The charge that the delay in bringing the defendant before a magistrate was "undue" seems fatuous. He was arrested Sunday evening, the warrant issued on Monday and he was arraigned on Tuesday. Even if this brief period be regarded as "undue delay" we would have to be shown some prejudice to the defendant's rights or some element of unfairness operating against him to base a finding of reversible error in this regard. Here there is no such showing. Absent such, his guilty plea waived any defect there may have been in the prior proceedings. People v. Jury (1930), 252 Mich 488; People v. Tate (1946), 315 Mich 76; People v. Quicksall (1948), 322 Mich 351.

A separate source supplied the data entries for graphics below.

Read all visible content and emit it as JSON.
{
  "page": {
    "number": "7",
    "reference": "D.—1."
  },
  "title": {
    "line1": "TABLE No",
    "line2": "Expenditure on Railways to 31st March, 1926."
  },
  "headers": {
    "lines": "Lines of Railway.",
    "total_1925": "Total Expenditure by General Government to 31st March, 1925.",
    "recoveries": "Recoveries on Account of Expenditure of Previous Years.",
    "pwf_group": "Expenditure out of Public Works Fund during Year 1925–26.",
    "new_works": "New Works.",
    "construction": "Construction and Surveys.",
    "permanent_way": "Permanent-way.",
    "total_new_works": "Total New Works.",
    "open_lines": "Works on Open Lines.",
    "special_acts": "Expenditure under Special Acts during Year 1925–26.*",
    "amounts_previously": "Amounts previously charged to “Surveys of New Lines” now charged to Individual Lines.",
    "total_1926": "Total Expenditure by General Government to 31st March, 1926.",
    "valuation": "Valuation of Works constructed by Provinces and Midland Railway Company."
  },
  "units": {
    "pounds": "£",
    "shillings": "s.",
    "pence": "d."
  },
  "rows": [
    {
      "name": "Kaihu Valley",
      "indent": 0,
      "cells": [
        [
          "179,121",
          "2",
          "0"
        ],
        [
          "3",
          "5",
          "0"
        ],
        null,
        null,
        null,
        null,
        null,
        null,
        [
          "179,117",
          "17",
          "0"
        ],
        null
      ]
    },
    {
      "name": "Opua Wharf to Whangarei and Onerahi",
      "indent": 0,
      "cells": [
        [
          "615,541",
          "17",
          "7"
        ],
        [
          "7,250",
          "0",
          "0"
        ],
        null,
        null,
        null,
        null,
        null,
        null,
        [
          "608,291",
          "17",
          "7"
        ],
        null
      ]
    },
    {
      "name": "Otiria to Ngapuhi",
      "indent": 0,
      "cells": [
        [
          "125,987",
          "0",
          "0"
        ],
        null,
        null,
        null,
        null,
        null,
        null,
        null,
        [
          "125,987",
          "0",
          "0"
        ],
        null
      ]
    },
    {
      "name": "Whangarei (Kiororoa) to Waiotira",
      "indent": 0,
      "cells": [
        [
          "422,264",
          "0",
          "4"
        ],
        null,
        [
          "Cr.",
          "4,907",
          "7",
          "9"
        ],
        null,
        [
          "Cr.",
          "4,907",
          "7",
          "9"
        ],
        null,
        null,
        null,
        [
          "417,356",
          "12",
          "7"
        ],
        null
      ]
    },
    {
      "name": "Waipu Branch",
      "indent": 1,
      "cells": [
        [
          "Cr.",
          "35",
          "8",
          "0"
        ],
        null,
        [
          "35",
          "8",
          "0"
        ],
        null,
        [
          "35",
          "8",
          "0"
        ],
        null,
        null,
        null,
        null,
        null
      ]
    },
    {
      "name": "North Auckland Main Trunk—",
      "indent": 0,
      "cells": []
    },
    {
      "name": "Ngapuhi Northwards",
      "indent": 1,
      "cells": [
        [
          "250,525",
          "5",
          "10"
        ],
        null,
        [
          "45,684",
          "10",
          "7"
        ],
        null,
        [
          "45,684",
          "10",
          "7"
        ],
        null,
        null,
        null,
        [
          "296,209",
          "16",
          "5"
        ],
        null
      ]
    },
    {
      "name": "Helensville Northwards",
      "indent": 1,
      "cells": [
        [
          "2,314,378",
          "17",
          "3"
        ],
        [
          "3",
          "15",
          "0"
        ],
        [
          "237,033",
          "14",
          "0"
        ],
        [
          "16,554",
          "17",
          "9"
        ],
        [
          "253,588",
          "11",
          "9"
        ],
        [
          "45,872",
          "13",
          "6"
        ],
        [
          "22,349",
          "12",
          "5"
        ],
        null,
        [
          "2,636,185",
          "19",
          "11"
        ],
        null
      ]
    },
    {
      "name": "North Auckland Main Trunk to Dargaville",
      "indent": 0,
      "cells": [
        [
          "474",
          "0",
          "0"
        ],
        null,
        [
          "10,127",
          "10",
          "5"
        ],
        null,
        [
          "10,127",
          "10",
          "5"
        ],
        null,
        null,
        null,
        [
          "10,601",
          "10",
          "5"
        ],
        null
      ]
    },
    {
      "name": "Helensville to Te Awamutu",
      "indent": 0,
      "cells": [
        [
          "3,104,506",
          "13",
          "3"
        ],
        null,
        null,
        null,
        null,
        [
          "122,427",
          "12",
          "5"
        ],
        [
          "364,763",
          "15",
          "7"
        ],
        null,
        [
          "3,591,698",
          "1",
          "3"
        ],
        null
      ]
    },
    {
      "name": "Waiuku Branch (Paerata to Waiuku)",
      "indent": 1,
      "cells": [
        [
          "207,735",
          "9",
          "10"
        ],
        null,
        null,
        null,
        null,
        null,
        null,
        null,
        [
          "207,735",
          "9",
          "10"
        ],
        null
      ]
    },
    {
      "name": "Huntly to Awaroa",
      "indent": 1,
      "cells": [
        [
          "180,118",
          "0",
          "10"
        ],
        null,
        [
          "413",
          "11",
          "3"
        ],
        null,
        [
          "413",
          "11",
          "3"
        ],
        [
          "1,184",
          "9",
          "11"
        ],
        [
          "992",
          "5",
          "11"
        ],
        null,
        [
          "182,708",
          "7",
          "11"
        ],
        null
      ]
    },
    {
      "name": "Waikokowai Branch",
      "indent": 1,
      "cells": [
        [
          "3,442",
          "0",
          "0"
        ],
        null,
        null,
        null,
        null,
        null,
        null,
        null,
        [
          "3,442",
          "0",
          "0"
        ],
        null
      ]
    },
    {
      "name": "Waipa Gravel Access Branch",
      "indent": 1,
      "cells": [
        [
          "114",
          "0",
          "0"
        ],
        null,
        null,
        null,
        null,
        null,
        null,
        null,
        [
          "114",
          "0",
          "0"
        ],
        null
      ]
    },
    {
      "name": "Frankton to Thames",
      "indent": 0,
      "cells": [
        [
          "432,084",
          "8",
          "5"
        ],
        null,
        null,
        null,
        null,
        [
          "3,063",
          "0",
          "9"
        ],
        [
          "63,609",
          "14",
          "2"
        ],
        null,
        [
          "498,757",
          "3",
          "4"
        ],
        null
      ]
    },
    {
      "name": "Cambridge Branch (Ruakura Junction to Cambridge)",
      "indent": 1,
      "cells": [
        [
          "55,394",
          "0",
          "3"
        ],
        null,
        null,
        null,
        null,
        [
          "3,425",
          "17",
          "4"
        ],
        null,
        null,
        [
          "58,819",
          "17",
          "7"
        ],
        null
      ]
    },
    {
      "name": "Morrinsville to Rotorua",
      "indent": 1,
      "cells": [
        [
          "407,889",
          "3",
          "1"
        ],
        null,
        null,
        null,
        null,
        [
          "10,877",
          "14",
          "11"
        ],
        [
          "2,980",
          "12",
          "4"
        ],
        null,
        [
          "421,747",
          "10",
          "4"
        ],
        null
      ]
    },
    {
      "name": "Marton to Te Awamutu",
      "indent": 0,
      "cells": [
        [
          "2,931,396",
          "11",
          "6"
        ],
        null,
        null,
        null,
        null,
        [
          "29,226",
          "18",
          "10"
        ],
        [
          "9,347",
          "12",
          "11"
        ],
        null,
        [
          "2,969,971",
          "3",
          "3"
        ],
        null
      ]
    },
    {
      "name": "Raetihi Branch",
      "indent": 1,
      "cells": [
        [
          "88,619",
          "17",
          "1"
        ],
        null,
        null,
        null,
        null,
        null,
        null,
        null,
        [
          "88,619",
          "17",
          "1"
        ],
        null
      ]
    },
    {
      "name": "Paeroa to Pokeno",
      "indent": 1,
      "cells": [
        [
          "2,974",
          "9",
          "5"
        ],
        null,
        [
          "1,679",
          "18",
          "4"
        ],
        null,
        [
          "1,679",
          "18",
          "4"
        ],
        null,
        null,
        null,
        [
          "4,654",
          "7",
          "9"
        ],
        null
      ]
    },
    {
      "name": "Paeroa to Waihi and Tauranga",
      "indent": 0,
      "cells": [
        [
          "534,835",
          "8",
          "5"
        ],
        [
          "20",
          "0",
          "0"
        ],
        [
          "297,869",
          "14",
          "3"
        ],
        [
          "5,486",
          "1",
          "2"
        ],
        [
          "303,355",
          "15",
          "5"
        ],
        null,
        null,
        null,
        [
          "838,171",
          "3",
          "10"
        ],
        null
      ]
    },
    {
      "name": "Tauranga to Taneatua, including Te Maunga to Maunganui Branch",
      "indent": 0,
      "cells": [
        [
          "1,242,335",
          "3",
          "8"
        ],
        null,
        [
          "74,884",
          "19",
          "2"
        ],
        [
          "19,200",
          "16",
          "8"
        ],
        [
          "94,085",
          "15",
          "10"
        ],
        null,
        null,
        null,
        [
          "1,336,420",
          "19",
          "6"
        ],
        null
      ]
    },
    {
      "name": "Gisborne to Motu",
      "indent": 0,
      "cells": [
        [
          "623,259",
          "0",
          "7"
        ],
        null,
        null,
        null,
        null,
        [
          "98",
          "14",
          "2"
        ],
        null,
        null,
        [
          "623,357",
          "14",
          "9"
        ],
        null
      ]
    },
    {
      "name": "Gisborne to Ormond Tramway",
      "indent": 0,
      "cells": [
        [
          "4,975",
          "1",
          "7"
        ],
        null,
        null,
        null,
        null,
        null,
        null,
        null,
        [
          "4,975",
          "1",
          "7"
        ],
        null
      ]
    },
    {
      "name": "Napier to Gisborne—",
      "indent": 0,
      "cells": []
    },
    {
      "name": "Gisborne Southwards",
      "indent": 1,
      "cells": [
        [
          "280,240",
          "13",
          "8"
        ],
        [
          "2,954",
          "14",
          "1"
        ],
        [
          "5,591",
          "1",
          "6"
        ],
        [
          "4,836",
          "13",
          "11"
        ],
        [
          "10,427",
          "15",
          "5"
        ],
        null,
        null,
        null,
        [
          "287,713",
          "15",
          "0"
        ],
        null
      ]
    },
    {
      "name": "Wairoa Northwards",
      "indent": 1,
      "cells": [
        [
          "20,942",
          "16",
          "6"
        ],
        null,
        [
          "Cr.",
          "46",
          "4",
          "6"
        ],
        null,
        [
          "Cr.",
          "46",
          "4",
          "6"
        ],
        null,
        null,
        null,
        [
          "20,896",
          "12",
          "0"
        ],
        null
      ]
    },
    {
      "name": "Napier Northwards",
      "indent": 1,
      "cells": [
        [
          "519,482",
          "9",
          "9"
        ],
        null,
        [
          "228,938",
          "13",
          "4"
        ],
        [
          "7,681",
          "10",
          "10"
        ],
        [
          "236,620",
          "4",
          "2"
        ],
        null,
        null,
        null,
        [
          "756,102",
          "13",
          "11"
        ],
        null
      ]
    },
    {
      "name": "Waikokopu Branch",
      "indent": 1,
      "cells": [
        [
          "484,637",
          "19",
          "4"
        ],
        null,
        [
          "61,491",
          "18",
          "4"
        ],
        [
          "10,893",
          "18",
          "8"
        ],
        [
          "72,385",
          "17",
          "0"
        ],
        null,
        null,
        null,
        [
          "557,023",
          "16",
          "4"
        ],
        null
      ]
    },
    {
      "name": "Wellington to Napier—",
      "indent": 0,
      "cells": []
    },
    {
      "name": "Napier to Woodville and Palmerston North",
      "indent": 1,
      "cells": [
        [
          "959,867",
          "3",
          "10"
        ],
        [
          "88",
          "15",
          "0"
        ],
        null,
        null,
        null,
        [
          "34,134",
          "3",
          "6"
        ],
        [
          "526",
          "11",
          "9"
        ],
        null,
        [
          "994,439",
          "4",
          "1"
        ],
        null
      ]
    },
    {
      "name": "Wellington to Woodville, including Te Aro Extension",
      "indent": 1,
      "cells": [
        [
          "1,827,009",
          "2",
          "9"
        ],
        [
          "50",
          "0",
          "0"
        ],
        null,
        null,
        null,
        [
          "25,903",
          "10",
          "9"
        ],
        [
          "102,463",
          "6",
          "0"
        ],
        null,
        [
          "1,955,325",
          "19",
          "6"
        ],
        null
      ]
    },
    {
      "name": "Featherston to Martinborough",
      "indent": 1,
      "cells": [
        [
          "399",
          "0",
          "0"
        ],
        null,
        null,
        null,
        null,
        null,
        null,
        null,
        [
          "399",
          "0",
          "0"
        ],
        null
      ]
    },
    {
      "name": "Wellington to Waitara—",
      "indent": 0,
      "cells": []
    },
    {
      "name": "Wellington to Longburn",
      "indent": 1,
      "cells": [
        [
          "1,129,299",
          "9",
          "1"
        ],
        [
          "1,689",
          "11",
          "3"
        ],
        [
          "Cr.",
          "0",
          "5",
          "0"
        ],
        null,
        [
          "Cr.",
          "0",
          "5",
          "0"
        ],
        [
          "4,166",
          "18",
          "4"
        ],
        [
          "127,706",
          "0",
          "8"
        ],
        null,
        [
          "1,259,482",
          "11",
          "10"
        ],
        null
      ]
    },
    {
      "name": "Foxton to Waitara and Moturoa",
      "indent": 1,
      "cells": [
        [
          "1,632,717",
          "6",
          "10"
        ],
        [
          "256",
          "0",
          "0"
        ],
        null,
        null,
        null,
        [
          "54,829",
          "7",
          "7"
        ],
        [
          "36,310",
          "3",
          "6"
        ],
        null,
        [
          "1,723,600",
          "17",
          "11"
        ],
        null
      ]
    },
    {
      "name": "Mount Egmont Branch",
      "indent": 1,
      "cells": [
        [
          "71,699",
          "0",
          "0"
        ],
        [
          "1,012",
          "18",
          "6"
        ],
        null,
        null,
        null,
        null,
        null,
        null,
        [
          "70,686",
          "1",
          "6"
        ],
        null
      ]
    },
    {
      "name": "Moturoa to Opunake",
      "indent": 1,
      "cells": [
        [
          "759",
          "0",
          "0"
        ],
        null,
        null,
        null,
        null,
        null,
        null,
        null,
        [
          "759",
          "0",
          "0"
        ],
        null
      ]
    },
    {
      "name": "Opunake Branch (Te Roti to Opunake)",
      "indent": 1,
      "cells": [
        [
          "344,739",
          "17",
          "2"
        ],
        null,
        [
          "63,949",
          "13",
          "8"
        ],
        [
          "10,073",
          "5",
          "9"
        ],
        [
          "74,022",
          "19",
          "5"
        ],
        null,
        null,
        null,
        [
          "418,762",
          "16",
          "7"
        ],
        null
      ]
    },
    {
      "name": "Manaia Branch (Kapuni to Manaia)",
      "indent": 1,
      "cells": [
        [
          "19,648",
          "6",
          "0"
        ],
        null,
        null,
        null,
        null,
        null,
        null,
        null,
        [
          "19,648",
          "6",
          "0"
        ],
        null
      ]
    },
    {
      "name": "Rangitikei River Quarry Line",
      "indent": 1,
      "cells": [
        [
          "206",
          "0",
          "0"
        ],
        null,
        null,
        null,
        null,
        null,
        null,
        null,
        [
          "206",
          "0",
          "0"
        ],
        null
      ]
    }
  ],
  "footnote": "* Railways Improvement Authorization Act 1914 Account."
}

The third and fourth allegations of error go to the same constitutional point, viz: the right to counsel. The United States Supreme Court has spelled out with some particularity the right to have counsel even during interrogation by the police. We held in People v. Hoffman (1965), 1 Mich App 557, that Escobedo v. Illinois (1964), 378 US 478 (84 S Ct 1758, 12 L ed 2d 977) required a request for and denial of counsel. This concept has apparently been broadened by Miranda v. Arizona (1966), 384 US 436 (86 S Ct 1602, 16 L ed 2d 694, 10 ALR3d 974), to require a positive showing that the accused was advised of his right to counsel before interrogation. The doctrine as it now stands has application only *675 to trials begun after June 13, 1966, however, and accordingly we view this case as it stood at the time of defendant's arrest November 15, 1964.
The fifth allegation of error is that his plea was induced by a promise of probation by his attorney. The record shows that the attorney stated at the time the plea was offered that he had explained to the defendant that neither he, the court nor the prosecutor could promise him anything, and the defendant affirmed this. The transcript also shows that the court asked: "Has anyone made you any promise of favor or leniency to secure the plea?" and the respondent answered: "No, sir." No reason appears from the record to indicate that his later recollection is to be more highly regarded than his first.
Last, the defendant asserts that the sentence was not properly explained to him. If this be true we are cited to no authority indicating this was error.
The transcript indicates that when the court had pronounced the sentence the defendant asked him to repeat it. The court did not do so. Assuming that this was a deliberate refusal on the part of the court rather than a failure to hear the question, we find no infringement on the defendant's rights.
Affirmed.
LESINSKI, C.J., and McGREGOR, J., concurred.
NOTES
[1]  CLS 1961, § 750.529 (Stat Ann 1965 Cum Supp § 28.797).
[2]  CL 1948, § 750.89 (Stat Ann 1962 Rev § 28.284).